Read Assassination!: The Brick Chronicle of Attempts on the Lives of Twelve US Presidents Online
Authors: Brendan Powell Smith
Moore was sentenced to life in prison. In 1979, she and a fellow inmate climbed a barbed wire fence and briefly escaped. After running through the snowy Appalachian foothills and hitchhiking twenty miles, they were caught a few hours later.
Released from prison in 2008 at age seventy-seven, Moore appeared as a guest on NBC’s The Today Show, saying, “We were saying the country needed to change. The only way it was going to change was a violent revolution. I genuinely thought that this might trigger that new revolution in this country.”
The youngest of three children born to a Midwest oil executive, John Hinckley, Jr. was active in sports throughout middle school but became increasingly reclusive in his high school years, spending most of his time alone in his room, listening to Beatles albums and playing guitar.
Dropping out of Texas Tech University after one year, Hinckley moved to Los Angeles in 1976, hoping to find success as a singer-songwriter, but quickly became disillusioned. Over the next several months he went to see the film Taxi Driver many times and became obsessed with actress Jodie Foster. In the movie, she was an underage prostitute rescued by a social outcast who attempted to assassinate a presidential candidate.

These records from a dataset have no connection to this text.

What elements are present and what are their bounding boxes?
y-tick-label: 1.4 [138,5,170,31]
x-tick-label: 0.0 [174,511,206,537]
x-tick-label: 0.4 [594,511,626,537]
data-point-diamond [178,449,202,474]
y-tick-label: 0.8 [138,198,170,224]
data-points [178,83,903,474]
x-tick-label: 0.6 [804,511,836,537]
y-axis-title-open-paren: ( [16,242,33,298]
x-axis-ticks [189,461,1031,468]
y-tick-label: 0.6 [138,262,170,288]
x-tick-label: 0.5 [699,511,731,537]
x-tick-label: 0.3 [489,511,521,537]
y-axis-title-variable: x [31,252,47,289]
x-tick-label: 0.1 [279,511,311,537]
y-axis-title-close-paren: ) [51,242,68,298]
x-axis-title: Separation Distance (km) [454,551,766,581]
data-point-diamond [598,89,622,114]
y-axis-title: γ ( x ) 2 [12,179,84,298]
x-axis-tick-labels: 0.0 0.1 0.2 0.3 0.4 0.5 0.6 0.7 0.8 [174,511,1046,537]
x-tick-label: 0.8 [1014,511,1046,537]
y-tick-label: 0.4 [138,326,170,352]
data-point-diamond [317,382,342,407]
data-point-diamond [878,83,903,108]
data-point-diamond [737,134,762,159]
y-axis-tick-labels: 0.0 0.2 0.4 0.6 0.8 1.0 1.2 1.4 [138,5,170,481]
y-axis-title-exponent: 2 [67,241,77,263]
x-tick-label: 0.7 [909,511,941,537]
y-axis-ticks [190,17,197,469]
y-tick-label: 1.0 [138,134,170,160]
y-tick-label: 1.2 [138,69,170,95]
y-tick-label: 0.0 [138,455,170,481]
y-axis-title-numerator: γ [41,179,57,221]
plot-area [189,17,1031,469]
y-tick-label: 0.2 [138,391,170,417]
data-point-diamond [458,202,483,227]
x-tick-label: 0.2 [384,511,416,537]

Hinckley returned to Texas Tech, and over the next couple of years took classes on and off. During this time he bought his first handgun from a pawnshop and practiced target shooting. He also collected and read books about Nazis, assassins, mass murderers, and serial killers.
In 1980, Hinckley convinced his parents to give him $3,600 to attend a writer’s workshop at Yale University where Jodie Foster had just enrolled. Once there, Hinckley left the celebrity freshman love notes under her door, followed her from a distance around campus, and twice managed to speak to her on the phone but was politely told to leave her alone.

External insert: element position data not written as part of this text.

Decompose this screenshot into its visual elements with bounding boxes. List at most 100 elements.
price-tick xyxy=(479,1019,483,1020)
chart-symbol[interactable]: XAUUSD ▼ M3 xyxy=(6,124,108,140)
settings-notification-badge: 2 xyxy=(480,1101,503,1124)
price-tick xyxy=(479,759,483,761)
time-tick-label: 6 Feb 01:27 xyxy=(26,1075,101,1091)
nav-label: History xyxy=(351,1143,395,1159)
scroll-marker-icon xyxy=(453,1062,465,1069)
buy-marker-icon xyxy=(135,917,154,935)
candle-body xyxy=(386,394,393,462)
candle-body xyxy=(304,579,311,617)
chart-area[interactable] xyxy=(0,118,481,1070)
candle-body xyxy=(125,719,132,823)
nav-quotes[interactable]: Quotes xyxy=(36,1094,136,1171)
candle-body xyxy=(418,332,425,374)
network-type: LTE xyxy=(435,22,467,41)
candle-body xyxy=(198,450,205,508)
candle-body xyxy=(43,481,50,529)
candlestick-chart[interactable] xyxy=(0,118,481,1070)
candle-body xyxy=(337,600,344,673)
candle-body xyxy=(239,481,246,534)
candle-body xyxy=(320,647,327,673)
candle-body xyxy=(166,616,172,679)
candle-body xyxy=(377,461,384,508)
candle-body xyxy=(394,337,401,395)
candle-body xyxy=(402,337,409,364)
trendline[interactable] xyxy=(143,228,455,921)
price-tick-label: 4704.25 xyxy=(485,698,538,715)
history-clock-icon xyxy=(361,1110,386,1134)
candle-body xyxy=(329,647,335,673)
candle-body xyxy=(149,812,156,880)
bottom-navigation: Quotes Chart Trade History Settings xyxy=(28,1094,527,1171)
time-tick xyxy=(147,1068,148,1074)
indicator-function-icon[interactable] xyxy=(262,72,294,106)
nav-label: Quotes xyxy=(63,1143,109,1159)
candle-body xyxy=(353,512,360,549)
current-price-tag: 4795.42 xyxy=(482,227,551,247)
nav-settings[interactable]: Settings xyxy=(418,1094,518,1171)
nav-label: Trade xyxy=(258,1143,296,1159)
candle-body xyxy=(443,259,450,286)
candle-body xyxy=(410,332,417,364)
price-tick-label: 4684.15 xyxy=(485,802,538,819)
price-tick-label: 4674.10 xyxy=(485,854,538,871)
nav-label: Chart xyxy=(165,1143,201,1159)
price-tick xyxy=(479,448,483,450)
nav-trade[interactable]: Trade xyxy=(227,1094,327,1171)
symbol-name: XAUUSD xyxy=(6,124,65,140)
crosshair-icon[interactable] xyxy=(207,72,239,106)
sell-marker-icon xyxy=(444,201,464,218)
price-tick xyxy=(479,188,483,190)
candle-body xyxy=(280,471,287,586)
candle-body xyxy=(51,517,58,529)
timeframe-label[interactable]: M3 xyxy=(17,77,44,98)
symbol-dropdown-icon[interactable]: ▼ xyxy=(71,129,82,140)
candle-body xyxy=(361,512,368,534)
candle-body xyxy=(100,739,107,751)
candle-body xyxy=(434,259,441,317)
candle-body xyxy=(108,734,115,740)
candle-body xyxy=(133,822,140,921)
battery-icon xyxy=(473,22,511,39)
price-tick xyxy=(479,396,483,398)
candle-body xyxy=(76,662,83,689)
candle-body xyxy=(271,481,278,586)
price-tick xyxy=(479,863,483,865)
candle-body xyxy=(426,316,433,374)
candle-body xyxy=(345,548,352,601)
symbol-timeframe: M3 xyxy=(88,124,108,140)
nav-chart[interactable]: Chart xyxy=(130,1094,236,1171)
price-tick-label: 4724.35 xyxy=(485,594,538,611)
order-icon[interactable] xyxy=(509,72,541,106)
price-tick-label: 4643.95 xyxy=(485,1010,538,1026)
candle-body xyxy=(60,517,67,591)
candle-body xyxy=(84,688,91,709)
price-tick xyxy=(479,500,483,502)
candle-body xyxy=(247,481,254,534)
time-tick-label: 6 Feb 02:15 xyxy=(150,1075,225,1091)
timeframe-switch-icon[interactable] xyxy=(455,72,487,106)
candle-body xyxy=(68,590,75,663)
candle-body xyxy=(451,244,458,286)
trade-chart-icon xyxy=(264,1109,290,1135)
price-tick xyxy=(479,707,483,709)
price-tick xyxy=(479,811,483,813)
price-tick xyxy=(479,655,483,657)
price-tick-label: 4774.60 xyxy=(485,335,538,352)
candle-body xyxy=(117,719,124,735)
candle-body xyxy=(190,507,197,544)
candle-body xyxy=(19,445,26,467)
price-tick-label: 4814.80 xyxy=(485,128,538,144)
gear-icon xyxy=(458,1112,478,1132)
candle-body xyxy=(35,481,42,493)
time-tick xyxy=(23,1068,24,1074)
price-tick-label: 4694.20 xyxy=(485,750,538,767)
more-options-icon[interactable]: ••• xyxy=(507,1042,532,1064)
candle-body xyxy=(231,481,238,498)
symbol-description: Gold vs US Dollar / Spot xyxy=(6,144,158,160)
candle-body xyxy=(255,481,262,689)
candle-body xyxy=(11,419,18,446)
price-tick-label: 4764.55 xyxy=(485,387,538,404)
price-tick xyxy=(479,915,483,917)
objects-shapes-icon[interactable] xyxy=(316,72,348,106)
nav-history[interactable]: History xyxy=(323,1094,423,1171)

Hinckley then decided he would have to do something dramatic to get Foster to take his love for her seriously. For two weeks in October, Hinckley stalked President Jimmy Carter across the United States, flying from city to city. At the Nashville Airport, police arrested Hinckley and confiscated three handguns he was carrying in his suitcase, just hours before the president landed.
After paying a fine, Hinckley was released. He then flew to Dallas and purchased two new handguns while visiting his sister. Then he flew to Washington, DC, still looking for an opportunity to assassinate Carter. As the election approached, however, polls showed that Carter would soon be defeated, and Hinckley lost interest.
As he usually did when he ran out of money, Hinckley returned to his parents’ house in Colorado. At their insistence, he began to see a psychiatrist. In his many therapy sessions over the coming months, Hinckley never mentioned his obsession with Jodie Foster or the violent crimes he was considering carrying out.
In December of 1980, Hinckley began stalking President-elect Reagan, but was interrupted on the 8th, when his hero John Lennon was assassinated in New York City. Immediately getting on a plane, Hinckley joined the great mass of mourners gathered in Central Park.
While in New York, Hinckley sought out the services of underage prostitutes. He soon became fascinated by Lennon’s assassin, the similarly chubby social outcast Mark David Chapman. Returning to Colorado in January, he went to a sporting goods store and purchased the same model handgun that was used to kill Lennon.